An explosion killed 13 people and injured scores at a petrochemical plant on Mexico’s southern Gulf coast, forcing evacuations as a fire billowed a huge toxin-filled cloud into the air.
Luis Felipe Puente, head of the Interior Secretariat’s (Segob) National Civil Protection Department, wrote in his Twitter account Thursday that emergency personnel had been able to enter the burned-out plant and found 10 more cadavers. Three workers had been reported dead immediately following the blast Wednesday afternoon.
The state oil company, Petróleos Mexicanos (Pemex), said 136 workers had been hurt in the blast in the industrial port city of Coatzacoalcos. Eighty-eight of the injured remained hospitalized.
José Antonio González Anaya, the director of Pemex, told the Radio Fórmula station that 13 of the injured were in serious condition, and said the death toll could rise.
González Anaya said the blast, “was caused by a leak. … We don’t know how that leak occurred.”
Veracruz state Gov. Javier Duarte earlier told Radio Formula that the blast was felt as far as 6 miles (10 kilometers) away, adding that more than 2,000 people were evacuated from the area as a precaution.
Pemex reported the fire under control late Wednesday, but initially urged people to stay away from the area as a precaution.
“The cloud that emanated from the PMV plant in Coatzacoalcos is dissipating rapidly, which means it is losing its toxic effects,” it said via its Twitter account.
The company later said there was no longer any danger to people nearby.

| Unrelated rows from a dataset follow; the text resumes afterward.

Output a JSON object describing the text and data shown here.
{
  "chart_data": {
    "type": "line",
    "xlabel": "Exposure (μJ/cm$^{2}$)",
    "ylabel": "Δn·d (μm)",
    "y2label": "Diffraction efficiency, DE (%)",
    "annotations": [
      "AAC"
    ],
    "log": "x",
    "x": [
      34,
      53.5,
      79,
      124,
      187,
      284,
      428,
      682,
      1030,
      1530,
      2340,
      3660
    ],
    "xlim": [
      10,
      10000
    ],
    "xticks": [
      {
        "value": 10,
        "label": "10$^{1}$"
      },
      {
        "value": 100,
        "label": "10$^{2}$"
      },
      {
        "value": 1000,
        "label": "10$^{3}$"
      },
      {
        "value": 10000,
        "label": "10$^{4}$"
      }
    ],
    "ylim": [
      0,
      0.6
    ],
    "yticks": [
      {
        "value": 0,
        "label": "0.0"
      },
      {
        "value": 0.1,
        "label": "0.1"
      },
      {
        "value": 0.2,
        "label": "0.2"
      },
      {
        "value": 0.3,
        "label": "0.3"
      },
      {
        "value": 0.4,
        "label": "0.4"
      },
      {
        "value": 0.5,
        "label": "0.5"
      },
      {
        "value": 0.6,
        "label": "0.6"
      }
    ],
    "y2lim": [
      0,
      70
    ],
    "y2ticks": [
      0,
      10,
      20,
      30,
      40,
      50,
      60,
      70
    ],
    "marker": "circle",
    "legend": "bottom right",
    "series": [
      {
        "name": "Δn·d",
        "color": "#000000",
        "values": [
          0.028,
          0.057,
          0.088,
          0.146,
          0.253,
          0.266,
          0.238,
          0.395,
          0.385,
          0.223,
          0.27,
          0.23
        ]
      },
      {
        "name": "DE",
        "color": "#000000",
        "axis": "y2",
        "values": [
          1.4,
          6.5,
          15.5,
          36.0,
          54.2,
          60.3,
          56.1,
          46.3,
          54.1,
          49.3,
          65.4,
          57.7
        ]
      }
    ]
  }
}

Still, local officials canceled classes at area schools for Thursday.
Pemex said the explosion occurred in the Clorados 3 plant of Petroquímica Mexicana de Vinilo. It said the plant is operated by another company, Mexichem, in partnership with Pemex. The plant produces vinyl chloride, a hazardous industrial chemical that is used to make PVC pipes and for other purposes.
The Veracruz state Health Secretariat said in a statement that two patients were in grave condition Wednesday night from burns to their air passages from toxic gases. Others were treated for minor burns, contusions and broken bones.
There have been a number of accidents in recent years at facilities owned by Pemex or places where it operates. In early February, a fire killed a worker at the same facility. Also in February, two people were killed and eight injured in a fire on an offshore Pemex platform in the Gulf of Mexico.